About This Series

Jon's Job Blog is a 22-part exploration of modern work culture, examining the gap between corporate values and lived employee experience. Drawing from personal narrative and organizational research, the series moves from systemic critique through human impact to reconstruction.

Each essay stands alone but contributes to a larger conversation about restoring empathy, accountability, and purpose to work.

Why This Project Exists

After 4.5 years in robotic process automation at a Fortune 500 company, I experienced firsthand the tension between stated corporate values and operational reality. This series documents that experience—not to assign blame, but to examine patterns that are structural, not individual.

The project serves multiple purposes: it's personal processing after an abrupt termination, analytical examination of organizational dysfunction, and social commentary on how modern work culture affects human dignity, neurodivergent professionals, and the social contract between employers and employees.

I write with the background of someone who's worked in forestry, finance, and digital systems. I bring a forester's lens for ecosystems, a finance professional's understanding of incentive structures, and a technologist's awareness of how automation reshapes human work. My recent ADHD diagnosis added another layer of clarity about what I'd been navigating all along.

What to Expect

The series maintains a deliberate tone: mature, reflective, analytically rigorous, yet accessible. I avoid corporate jargon unless analyzing it. I ground observations in research from organizational theory, business ethics, and workplace psychology. Each essay connects personal experience to broader patterns, using individual moments to illuminate systemic dynamics.

The 22 essays follow a three-act structure, designed to take readers from critique through human cost to reconstruction. They're meant to be read in order but work as standalone pieces.

The Structure

The series is organized in three acts, each exploring a different dimension of modern corporate experience:

Part I: Corporate Reality — The System Behind the Slogans establishes credibility as both insider and observer. These essays examine structural contradictions between stated values and lived experience.

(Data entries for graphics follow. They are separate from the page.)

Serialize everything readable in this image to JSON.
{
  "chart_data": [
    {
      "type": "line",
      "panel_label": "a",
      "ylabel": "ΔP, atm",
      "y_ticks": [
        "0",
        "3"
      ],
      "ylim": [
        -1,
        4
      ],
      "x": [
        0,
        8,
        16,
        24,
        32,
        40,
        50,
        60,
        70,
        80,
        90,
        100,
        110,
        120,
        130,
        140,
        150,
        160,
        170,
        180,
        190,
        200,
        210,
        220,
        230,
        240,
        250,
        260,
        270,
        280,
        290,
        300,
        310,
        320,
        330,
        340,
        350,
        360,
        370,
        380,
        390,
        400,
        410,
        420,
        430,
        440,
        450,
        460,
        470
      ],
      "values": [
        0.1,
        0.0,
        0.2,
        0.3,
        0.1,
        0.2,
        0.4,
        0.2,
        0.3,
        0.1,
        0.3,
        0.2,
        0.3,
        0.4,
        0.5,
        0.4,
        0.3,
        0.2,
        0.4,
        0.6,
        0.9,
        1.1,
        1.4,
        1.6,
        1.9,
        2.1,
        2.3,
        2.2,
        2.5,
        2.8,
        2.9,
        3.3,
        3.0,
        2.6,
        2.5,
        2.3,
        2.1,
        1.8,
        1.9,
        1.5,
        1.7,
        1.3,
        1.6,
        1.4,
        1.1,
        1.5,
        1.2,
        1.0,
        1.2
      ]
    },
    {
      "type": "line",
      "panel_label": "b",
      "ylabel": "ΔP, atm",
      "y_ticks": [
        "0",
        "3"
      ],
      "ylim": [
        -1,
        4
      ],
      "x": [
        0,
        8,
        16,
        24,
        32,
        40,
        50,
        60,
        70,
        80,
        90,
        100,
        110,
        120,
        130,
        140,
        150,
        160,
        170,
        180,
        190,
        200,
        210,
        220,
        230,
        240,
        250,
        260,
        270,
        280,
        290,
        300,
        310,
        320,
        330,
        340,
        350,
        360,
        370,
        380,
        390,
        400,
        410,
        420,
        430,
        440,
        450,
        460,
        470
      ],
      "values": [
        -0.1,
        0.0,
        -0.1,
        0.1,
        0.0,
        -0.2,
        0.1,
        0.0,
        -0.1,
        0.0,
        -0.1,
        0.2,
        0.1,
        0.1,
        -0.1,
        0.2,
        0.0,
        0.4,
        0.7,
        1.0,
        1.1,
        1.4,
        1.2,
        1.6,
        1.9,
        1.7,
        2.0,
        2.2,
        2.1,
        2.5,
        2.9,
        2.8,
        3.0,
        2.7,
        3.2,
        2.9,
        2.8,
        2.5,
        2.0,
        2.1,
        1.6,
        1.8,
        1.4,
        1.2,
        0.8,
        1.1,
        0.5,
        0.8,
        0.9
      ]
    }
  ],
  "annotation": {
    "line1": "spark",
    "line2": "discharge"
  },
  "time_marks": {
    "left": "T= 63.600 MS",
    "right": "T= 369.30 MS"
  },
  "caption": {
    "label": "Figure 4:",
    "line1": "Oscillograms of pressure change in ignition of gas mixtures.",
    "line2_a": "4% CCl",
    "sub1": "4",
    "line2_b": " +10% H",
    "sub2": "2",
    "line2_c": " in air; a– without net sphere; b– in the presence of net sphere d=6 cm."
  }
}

Part II: The Human Cost — What Work Takes When It Stops Caring translates corporate abstraction into human emotion—the exhaustion of masking, the coercion of "choice," and the silence demanded by professionalism.

Part III: Recovery & Rebuilding — Reclaiming Work, Purpose, and Voice rebuilds hope without naivety, exploring what comes after disillusionment—how purpose re-emerges through community, creativity, and transparency.

For the complete roadmap of all 22 essays, see the Archive.

A Note on Community

If you're in a position to support others—whether through local food banks, community services, or direct mutual aid—that work matters. The distance between employed and unemployed, housed and unhoused, stable and struggling is shorter than most of us imagine. Building systems of care outside corporate structures is how we survive the gaps between what companies promise and what they deliver.